Comment by epistasis

Comment by epistasis 8 hours ago

2 replies

Oops, that's a typo, should be transmission and *distrbution

Electricity costs have two components: "generation" to put power on the grid, and then the "transmission & distribution" costs which pay for the grid. You can likely see the costs split out on your bill, and the EIA tracks these costs.

Generation costs are falling, because of new technology like solar and wind and newer combined cycles natural gas turbines. However the grid itself is a bigger part of most people's bill than the generation of electricity.

Most utilities have guaranteed rates of profit on transmission and distribution costs, regulated only by PUCs. T&D tech isn't getting cheaper like solar and storage and wind are, either, so that T&D cost is likely to become and ever greater part of electricity bills, even if the PUCs are doing their job.

Generation in many places is disconnected from the grid, and when somebody makes a bad investment in a gas turbine, then the investor pays for that rather than the ratepayers. Look at Texas, for example, where even being at the center of the cheapest natural gas in a country with exceptionally cheap natural gas, solar and battery deployments hugely outpace new natural gas. That's because investors bear the risk of bad decisions rather than rate payers.

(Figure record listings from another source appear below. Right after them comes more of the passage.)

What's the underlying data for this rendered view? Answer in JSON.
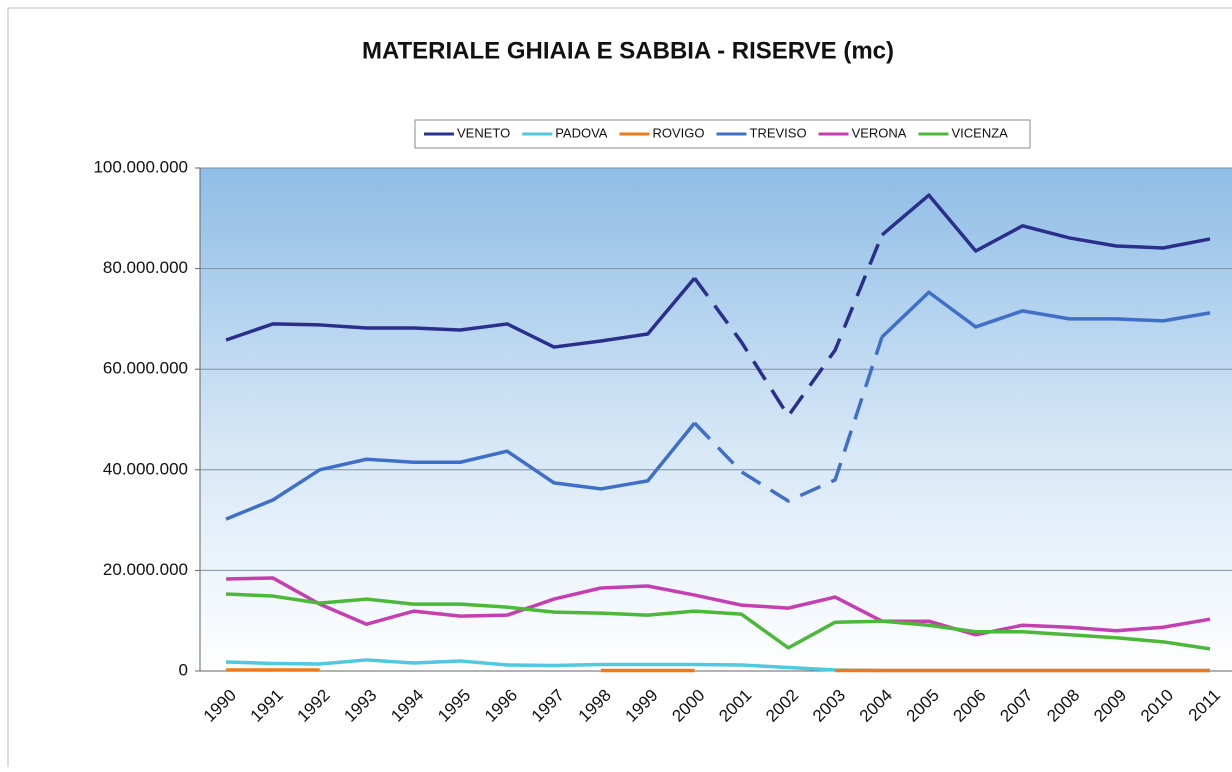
{
  "chart_data": {
    "type": "line",
    "title": "MATERIALE GHIAIA E SABBIA - RISERVE (mc)",
    "categories": [
      "1990",
      "1991",
      "1992",
      "1993",
      "1994",
      "1995",
      "1996",
      "1997",
      "1998",
      "1999",
      "2000",
      "2001",
      "2002",
      "2003",
      "2004",
      "2005",
      "2006",
      "2007",
      "2008",
      "2009",
      "2010",
      "2011"
    ],
    "series": [
      {
        "name": "VENETO",
        "color": "#2b2f8c",
        "dashed": [
          "2000",
          "2004"
        ],
        "values": [
          65800000,
          69000000,
          68800000,
          68200000,
          68200000,
          67800000,
          69000000,
          64400000,
          65600000,
          67000000,
          78100000,
          65400000,
          50700000,
          63800000,
          86700000,
          94600000,
          83500000,
          88500000,
          86100000,
          84500000,
          84100000,
          85900000
        ]
      },
      {
        "name": "PADOVA",
        "color": "#4fc8e0",
        "values": [
          1800000,
          1500000,
          1400000,
          2200000,
          1600000,
          2000000,
          1200000,
          1100000,
          1300000,
          1300000,
          1300000,
          1200000,
          700000,
          200000,
          100000,
          100000,
          100000,
          100000,
          100000,
          100000,
          100000,
          100000
        ]
      },
      {
        "name": "ROVIGO",
        "color": "#f07a1a",
        "values": [
          200000,
          200000,
          200000,
          null,
          null,
          null,
          null,
          null,
          100000,
          100000,
          100000,
          null,
          null,
          100000,
          100000,
          100000,
          100000,
          100000,
          100000,
          100000,
          100000,
          100000
        ]
      },
      {
        "name": "TREVISO",
        "color": "#3f6fc6",
        "dashed": [
          "2000",
          "2004"
        ],
        "values": [
          30200000,
          34000000,
          40000000,
          42100000,
          41500000,
          41500000,
          43700000,
          37400000,
          36200000,
          37800000,
          49300000,
          39600000,
          33800000,
          38000000,
          66400000,
          75300000,
          68400000,
          71600000,
          70000000,
          70000000,
          69600000,
          71200000
        ]
      },
      {
        "name": "VERONA",
        "color": "#c43fb0",
        "values": [
          18300000,
          18500000,
          13300000,
          9300000,
          11900000,
          10900000,
          11100000,
          14300000,
          16500000,
          16900000,
          15100000,
          13100000,
          12500000,
          14700000,
          9900000,
          9900000,
          7200000,
          9100000,
          8700000,
          8000000,
          8700000,
          10300000
        ]
      },
      {
        "name": "VICENZA",
        "color": "#4cb83a",
        "values": [
          15300000,
          14900000,
          13500000,
          14300000,
          13300000,
          13300000,
          12700000,
          11700000,
          11500000,
          11100000,
          11900000,
          11300000,
          4600000,
          9700000,
          9900000,
          9100000,
          7800000,
          7800000,
          7200000,
          6600000,
          5800000,
          4400000
        ]
      }
    ],
    "ylim": [
      0,
      100000000
    ],
    "yticks": [
      0,
      {
        "value": 20000000,
        "label": "20.000.000"
      },
      {
        "value": 40000000,
        "label": "40.000.000"
      },
      {
        "value": 60000000,
        "label": "60.000.000"
      },
      {
        "value": 80000000,
        "label": "80.000.000"
      },
      {
        "value": 100000000,
        "label": "100.000.000"
      }
    ],
    "grid": true,
    "legend": "top"
  }
}
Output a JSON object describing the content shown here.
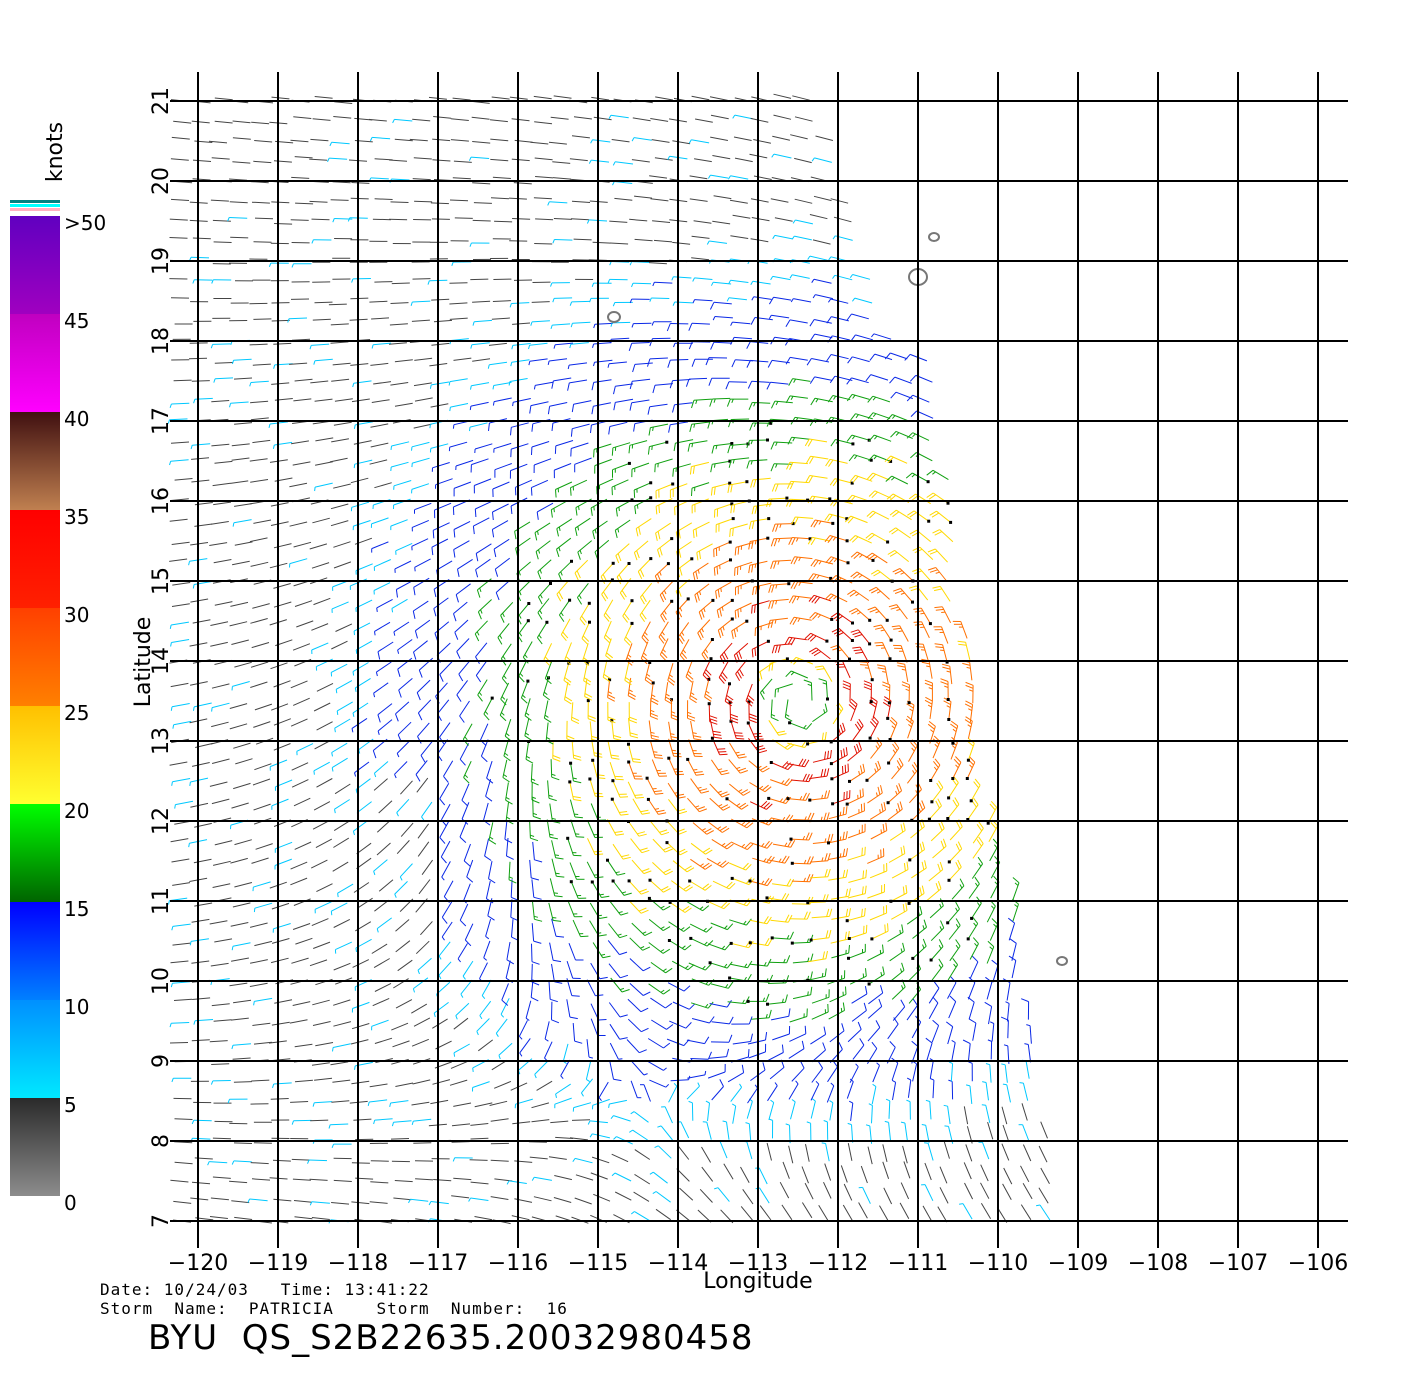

In places that let utilties gamble their ratepayers money, and where the utilities only answer to a PUC that gets effectively zero media coverage, there is a massive amount of corruption and grift and fleecing of rate payers.

idiotsecant 7 hours ago

A MW of nuke capacity is not replaced by a MW of solar or wind. New generation is much cheaper, but only because we are neglecting the parts of it that are hard and expensive - storage and transmission. Renewables without those things are worse than nuke - they are undispatchable like nuke and they are uncontrollably variable. We should build more renewables, but it is essential that we either tolerate intermittent system outages or massively improve transmission and storage, the generation is the least important part right now .

  • epistasis 6 hours ago

    > New generation is much cheaper, but only because we are neglecting the parts of it that are hard and expensive - storage and transmission.

    That's not correct, including storage with solar is still cheaper than nuclear. That's not measuring the cost by MW or GW, it's by measuring the cost of kWh, or the levelized avoided cost of energy, or the whatever metric you want.

    And solar has the benefit of being able to avoid a good chunk of transmission by placing it at the site of use, so including transmission costs can only be to the benefit of solar.